ABISHA SANDERS, farmer and stock raiser, living on section 5, Knox township, was born in Perry County, Ohio, April 2, 1848, a son of Jesse and Epsey (Battin) Sanders, the father being a native of Georgia, and the mother born in Columbiana County, Ohio. They were the parents of nine children – Benjamin, Matilda, Simeon, Myrom, Clarinda, Jesse, John, Sarah and Abisha. Abisha spent his youth on a farm, his education being obtained in the common schools.  He enlisted in the defense of his country at the early age of fifteen years, he being one of the youngest soldiers in the company. He joined Company B, Tenth Ohio Cavalry, in February, 1863, and participated in many engagements, and was with Sherman in his grand march to the sea.  He was in General Kilpatrick’s command. He was honorably discharged at Cleveland, Ohio, in August 1865, when he returned to his home in Perry County, Ohio.  October 21, 1868, he was married to Phebe Travis, of Perry County, and they have eleven children living – Matilda, Albert S., Stella A., Effie Alice, Carrie Irena, Ora Centennial, Orle F., Vernon P., Charlotte, Lora Blaine, and an infant unnamed.

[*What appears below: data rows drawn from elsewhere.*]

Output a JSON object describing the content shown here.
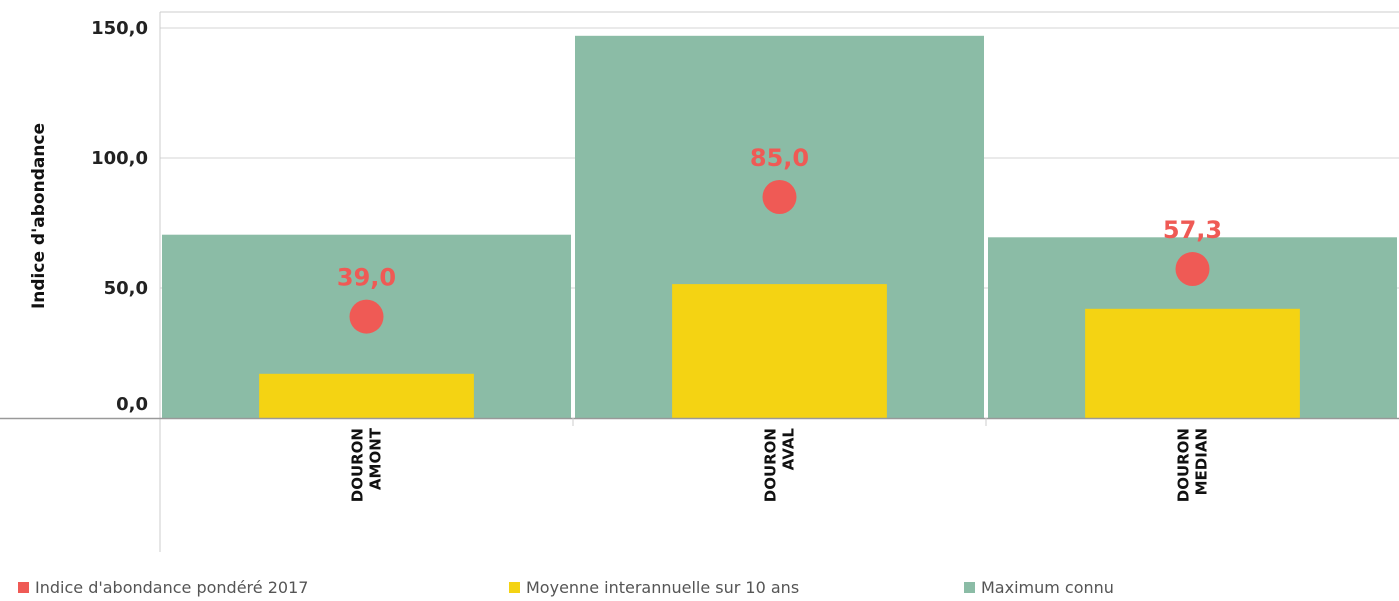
{
  "chart_data": {
    "type": "bar",
    "categories": [
      "DOURON AMONT",
      "DOURON AVAL",
      "DOURON MEDIAN"
    ],
    "category_lines": [
      [
        "DOURON",
        "AMONT"
      ],
      [
        "DOURON",
        "AVAL"
      ],
      [
        "DOURON",
        "MEDIAN"
      ]
    ],
    "ylabel": "Indice d'abondance",
    "xlabel": "",
    "ylim": [
      0,
      150
    ],
    "yticks": [
      {
        "value": 0,
        "label": "0,0"
      },
      {
        "value": 50,
        "label": "50,0"
      },
      {
        "value": 100,
        "label": "100,0"
      },
      {
        "value": 150,
        "label": "150,0"
      }
    ],
    "grid": true,
    "legend_position": "bottom",
    "series": [
      {
        "name": "Maximum connu",
        "kind": "bar-wide",
        "color": "#8bbca6",
        "values": [
          70.5,
          147,
          69.5
        ]
      },
      {
        "name": "Moyenne interannuelle sur 10 ans",
        "kind": "bar-narrow",
        "color": "#f4d313",
        "values": [
          17,
          51.5,
          42
        ]
      },
      {
        "name": "Indice d'abondance pondéré 2017",
        "kind": "point",
        "color": "#ef5a55",
        "values": [
          39.0,
          85.0,
          57.3
        ],
        "labels": [
          "39,0",
          "85,0",
          "57,3"
        ]
      }
    ],
    "legend_order": [
      "Indice d'abondance pondéré 2017",
      "Moyenne interannuelle sur 10 ans",
      "Maximum connu"
    ]
  }
}
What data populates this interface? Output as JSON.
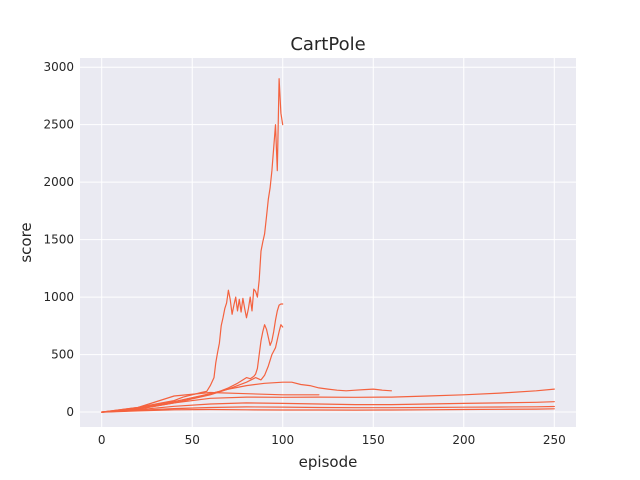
{
  "chart_data": {
    "type": "line",
    "title": "CartPole",
    "xlabel": "episode",
    "ylabel": "score",
    "xlim": [
      -12,
      262
    ],
    "ylim": [
      -130,
      3080
    ],
    "xticks": [
      0,
      50,
      100,
      150,
      200,
      250
    ],
    "yticks": [
      0,
      500,
      1000,
      1500,
      2000,
      2500,
      3000
    ],
    "grid": true,
    "background": "#eaeaf2",
    "line_color": "#f4623f",
    "series": [
      {
        "x": [
          0,
          10,
          20,
          30,
          40,
          45,
          50,
          55,
          58,
          60,
          62,
          63,
          64,
          65,
          66,
          67,
          68,
          69,
          70,
          71,
          72,
          73,
          74,
          75,
          76,
          77,
          78,
          79,
          80,
          81,
          82,
          83,
          84,
          85,
          86,
          87,
          88,
          89,
          90,
          91,
          92,
          93,
          94,
          95,
          96,
          97,
          98,
          99,
          100
        ],
        "y": [
          0,
          20,
          40,
          70,
          100,
          130,
          150,
          170,
          180,
          230,
          300,
          430,
          520,
          600,
          750,
          820,
          900,
          950,
          1060,
          980,
          850,
          930,
          1000,
          880,
          980,
          870,
          990,
          900,
          820,
          900,
          1000,
          880,
          1070,
          1050,
          1000,
          1150,
          1400,
          1480,
          1550,
          1700,
          1850,
          1950,
          2100,
          2300,
          2500,
          2100,
          2900,
          2600,
          2500
        ]
      },
      {
        "x": [
          0,
          20,
          40,
          55,
          60,
          65,
          70,
          75,
          78,
          80,
          82,
          84,
          85,
          86,
          87,
          88,
          89,
          90,
          91,
          92,
          93,
          94,
          95,
          96,
          97,
          98,
          99,
          100
        ],
        "y": [
          0,
          30,
          90,
          140,
          160,
          180,
          210,
          250,
          280,
          300,
          290,
          310,
          330,
          380,
          500,
          620,
          700,
          760,
          720,
          650,
          580,
          620,
          700,
          800,
          880,
          930,
          940,
          940
        ]
      },
      {
        "x": [
          0,
          20,
          40,
          60,
          70,
          80,
          85,
          88,
          90,
          92,
          94,
          96,
          98,
          99,
          100
        ],
        "y": [
          0,
          25,
          80,
          150,
          200,
          260,
          300,
          280,
          320,
          400,
          500,
          560,
          700,
          760,
          740
        ]
      },
      {
        "x": [
          0,
          20,
          40,
          60,
          70,
          80,
          90,
          100,
          105,
          110,
          115,
          120,
          125,
          130,
          135,
          140,
          145,
          150,
          155,
          160
        ],
        "y": [
          0,
          30,
          90,
          160,
          200,
          230,
          250,
          260,
          260,
          240,
          230,
          210,
          200,
          190,
          185,
          190,
          195,
          200,
          190,
          185
        ]
      },
      {
        "x": [
          0,
          20,
          40,
          60,
          80,
          100,
          120,
          140,
          160,
          180,
          200,
          220,
          240,
          250
        ],
        "y": [
          0,
          25,
          80,
          120,
          130,
          128,
          130,
          128,
          130,
          140,
          150,
          165,
          185,
          200
        ]
      },
      {
        "x": [
          0,
          20,
          40,
          60,
          80,
          100,
          120,
          140,
          160,
          180,
          200,
          220,
          240,
          250
        ],
        "y": [
          0,
          20,
          50,
          70,
          80,
          75,
          70,
          65,
          65,
          70,
          75,
          80,
          85,
          90
        ]
      },
      {
        "x": [
          0,
          20,
          40,
          60,
          80,
          100,
          120,
          140,
          160,
          180,
          200,
          220,
          240,
          250
        ],
        "y": [
          0,
          15,
          30,
          40,
          45,
          43,
          40,
          38,
          38,
          40,
          42,
          44,
          46,
          48
        ]
      },
      {
        "x": [
          0,
          20,
          40,
          60,
          80,
          100,
          120,
          140,
          160,
          180,
          200,
          220,
          240,
          250
        ],
        "y": [
          0,
          10,
          20,
          22,
          20,
          18,
          18,
          17,
          18,
          20,
          22,
          24,
          26,
          28
        ]
      },
      {
        "x": [
          0,
          20,
          40,
          60,
          80,
          100,
          120
        ],
        "y": [
          0,
          40,
          140,
          170,
          160,
          150,
          150
        ]
      }
    ]
  }
}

Mr. Sanders has been a resident of Clarke County, Iowa, since the spring of 1878, when he located on his present farm in Knox Township. His farm contains 200 acres of as good land as can be found in Clarke County, and is all under a high state of cultivation. Mr. Sanders is a member of the Grand Army of the Republic, belonging to Post No. 189.  In politics he is a Republican.